Increased international demand led to an expansion of land dedicated to avocado production, to the detriment of forest cover, resulting in deforestation and the subsequent degradation of soil, water, and biodiversity. According to the Mexican National Forestry Commission (CONAFOR), between 2001 and 2018, gross deforestation occurred on 269 676 hectares (ha) in Michoacán (14 982 ha per year), of which 70.69% were transformed into grasslands and 28.16% into cropland. Moreover, official sources state that 80% of the avocado orchards in Michoacán were established illegally, initially through unauthorized land use that was then turned into legal parcels thanks to corruption of public authorities. The substitution of forests for orchards is also associated with a reduction of fauna species, while studies found traces of chemical pesticides in the aquifer, resulting in contaminated water for human consumption and associated health diseases.

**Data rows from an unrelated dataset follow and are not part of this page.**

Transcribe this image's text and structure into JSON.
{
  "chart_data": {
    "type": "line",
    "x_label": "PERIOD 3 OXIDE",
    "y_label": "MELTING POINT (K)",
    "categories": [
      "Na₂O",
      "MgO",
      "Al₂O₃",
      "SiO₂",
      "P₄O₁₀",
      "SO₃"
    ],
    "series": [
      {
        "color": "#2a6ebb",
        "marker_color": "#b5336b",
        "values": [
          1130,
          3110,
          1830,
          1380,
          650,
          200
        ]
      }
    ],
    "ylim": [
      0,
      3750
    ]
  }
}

Avocado production in Mexico is one of many global examples of thriving economic activities coexisting with criminal predation and the primacy of market forces to the detriment of public safety, human rights, environmental protection, and the fight against organized crime. Mafia-type connections between public authorities, local elites and organized crime are central to the expansion of the market.

While avocado production’s negative social and ecological impacts are irrefutable, from 2017 to 2021, Mexico’s exports of this fruit to the European market grew almost fourfold. In a world concerned about climate change and environmental crime, and within the framework of recent EU regulations on deforestation and the Global Agreement’s negotiations, Michoacán’s avocado industry should become a test case for innovations and the food industry’s ability to reform itself.

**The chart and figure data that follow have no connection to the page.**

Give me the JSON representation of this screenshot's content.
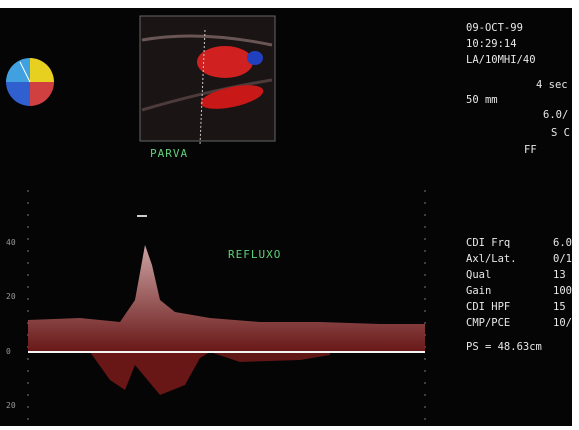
{
  "header": {
    "date": "09-OCT-99",
    "time": "10:29:14",
    "probe": "LA/10MHI/40",
    "sweep": "4 sec",
    "depth": "50 mm",
    "freq": "6.0/",
    "scale": "S C",
    "filter": "FF"
  },
  "labels": {
    "vessel": "PARVA",
    "finding": "REFLUXO"
  },
  "params": [
    [
      "CDI Frq",
      "6.0"
    ],
    [
      "Axl/Lat.",
      "0/1"
    ],
    [
      "Qual",
      "13"
    ],
    [
      "Gain",
      "100"
    ],
    [
      "CDI HPF",
      "15"
    ],
    [
      "CMP/PCE",
      "10/"
    ]
  ],
  "measurement": "PS = 48.63cm",
  "scale_labels": [
    "40",
    "20",
    "0",
    "20"
  ]
}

However, despite severe human rights violations, the use of armed violence to support and expand production, and widespread extortion across the entire value chain, both public and private decision-makers appear unable to change direction. The report shows that NAFTA and the EU’s Global Agreement with Mexico have not had a significant, positive impact on combatting organized crime and corruption and promoting human rights and general accountability, contrary to what both texts had promised.

Through a political economy approach that combines fieldwork, interviews and quantitative and spatial analysis, this report argues that illegal activities and actors are not a parasitic phenomenon, but realities that are deeply embedded in the evolution of Mexico’s local and regional economies. It reviews the violent history of rural capitalism in Michoacán, disentangles the social, economic and environmental impacts of the avocado industry and proposes potential solutions to the problems it has caused.